A rapid assay method for some Vibrio species including Vibrio parahaemolyticus was developed. The assay involved the enrichment culture of Vibrio species in BSP-HP medium (0.2% bacto-tryptone, 2% sodium chloride, 250 units/ml polymyxin B sulfate, 0.025% sodium hexametaphosphate, pH 8.5) and the specific measurement of intracellular trypsin-like activity by using the fluorogenic substrate benzoyl-L-arginine-7-aminomethylcoumarin. In BSF-HP medium, growth and trypsin-like activity of bacteria other than V. parahaemolyticus, V. alginolyticus and V. harveyi were suppressed.
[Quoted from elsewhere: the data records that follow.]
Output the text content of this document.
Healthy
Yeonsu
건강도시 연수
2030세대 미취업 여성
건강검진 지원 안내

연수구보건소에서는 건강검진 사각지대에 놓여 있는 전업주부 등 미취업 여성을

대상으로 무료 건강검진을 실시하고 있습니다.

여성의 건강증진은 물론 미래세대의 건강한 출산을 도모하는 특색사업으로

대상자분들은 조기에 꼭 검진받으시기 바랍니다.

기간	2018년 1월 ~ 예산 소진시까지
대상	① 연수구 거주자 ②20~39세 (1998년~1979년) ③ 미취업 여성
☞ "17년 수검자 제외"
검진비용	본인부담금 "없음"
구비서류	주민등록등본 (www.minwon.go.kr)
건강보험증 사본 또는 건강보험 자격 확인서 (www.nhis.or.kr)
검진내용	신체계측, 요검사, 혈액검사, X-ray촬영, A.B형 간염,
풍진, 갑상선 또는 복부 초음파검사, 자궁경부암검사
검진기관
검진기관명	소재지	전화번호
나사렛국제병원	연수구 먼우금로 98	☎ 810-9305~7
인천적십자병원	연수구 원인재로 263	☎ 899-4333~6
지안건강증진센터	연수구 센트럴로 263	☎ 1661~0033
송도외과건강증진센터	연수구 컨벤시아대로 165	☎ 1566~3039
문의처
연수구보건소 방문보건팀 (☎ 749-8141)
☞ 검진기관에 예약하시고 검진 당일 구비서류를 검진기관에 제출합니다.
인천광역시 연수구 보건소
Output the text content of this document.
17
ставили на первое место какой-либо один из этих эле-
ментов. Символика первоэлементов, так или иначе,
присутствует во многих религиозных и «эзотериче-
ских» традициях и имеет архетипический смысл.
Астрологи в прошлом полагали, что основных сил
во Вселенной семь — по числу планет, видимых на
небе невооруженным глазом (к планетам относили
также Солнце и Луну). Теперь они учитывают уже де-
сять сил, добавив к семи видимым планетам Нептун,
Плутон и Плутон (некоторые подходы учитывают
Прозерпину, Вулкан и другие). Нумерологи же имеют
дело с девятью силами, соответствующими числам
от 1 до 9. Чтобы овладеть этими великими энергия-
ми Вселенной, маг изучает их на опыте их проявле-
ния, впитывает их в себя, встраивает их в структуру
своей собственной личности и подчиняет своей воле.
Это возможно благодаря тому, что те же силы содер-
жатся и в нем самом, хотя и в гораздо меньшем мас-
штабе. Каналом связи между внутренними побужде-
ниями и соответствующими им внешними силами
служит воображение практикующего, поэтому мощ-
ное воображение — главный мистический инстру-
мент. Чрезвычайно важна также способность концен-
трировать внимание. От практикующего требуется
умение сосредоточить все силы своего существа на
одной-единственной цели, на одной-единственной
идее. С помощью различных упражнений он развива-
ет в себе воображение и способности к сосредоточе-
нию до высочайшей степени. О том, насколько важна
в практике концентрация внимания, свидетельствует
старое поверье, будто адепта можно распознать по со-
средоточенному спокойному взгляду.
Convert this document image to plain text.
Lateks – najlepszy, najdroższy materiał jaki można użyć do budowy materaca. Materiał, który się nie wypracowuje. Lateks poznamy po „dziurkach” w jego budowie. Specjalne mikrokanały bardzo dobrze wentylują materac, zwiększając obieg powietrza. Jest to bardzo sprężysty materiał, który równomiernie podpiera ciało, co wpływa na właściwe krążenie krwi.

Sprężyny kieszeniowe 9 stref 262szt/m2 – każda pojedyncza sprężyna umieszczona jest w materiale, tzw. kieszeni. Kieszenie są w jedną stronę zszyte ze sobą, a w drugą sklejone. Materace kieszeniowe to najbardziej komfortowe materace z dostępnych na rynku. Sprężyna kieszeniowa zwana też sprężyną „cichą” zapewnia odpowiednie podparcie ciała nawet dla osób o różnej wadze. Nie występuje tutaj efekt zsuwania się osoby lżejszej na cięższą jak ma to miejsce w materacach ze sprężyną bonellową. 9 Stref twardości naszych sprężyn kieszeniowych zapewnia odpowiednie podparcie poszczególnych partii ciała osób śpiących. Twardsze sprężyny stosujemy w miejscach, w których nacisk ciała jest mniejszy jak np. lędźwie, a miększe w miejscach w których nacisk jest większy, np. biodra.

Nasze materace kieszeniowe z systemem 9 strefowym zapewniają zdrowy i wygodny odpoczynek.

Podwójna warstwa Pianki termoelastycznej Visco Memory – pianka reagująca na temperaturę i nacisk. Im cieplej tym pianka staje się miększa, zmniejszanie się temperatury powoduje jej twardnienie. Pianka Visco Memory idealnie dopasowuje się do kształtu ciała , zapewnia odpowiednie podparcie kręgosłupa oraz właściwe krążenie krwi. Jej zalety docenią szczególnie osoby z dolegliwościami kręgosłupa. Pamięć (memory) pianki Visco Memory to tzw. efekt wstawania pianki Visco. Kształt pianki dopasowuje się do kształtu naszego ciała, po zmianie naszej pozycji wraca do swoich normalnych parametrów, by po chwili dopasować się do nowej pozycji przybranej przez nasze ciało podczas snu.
Although trypsin-like enzyme in food samples interfered with the fluorogenic assay, the interference could be overcome by the addition of 1 mM EDTA to the reaction mixture. Using this fluorogenic assay with commercial seafoods, 400 cells of V. parahaemolyticus per gram of food sample were detected within 8 hr. Trypsinlike activity measured by the assay was proportional to the number of V. parahaemolyticus determined by the conventional BTB teepol agar plating method (correlation coefficient r= 0.97). In the medium, V. alginolyticus, one of the V. parahaemolyticus-allied bacteria, and V. harveyi also showed vigorous growth and high trypsin-like activity. A more specific culture condition for V parahaemolyticus is required, and further investigation is in progress.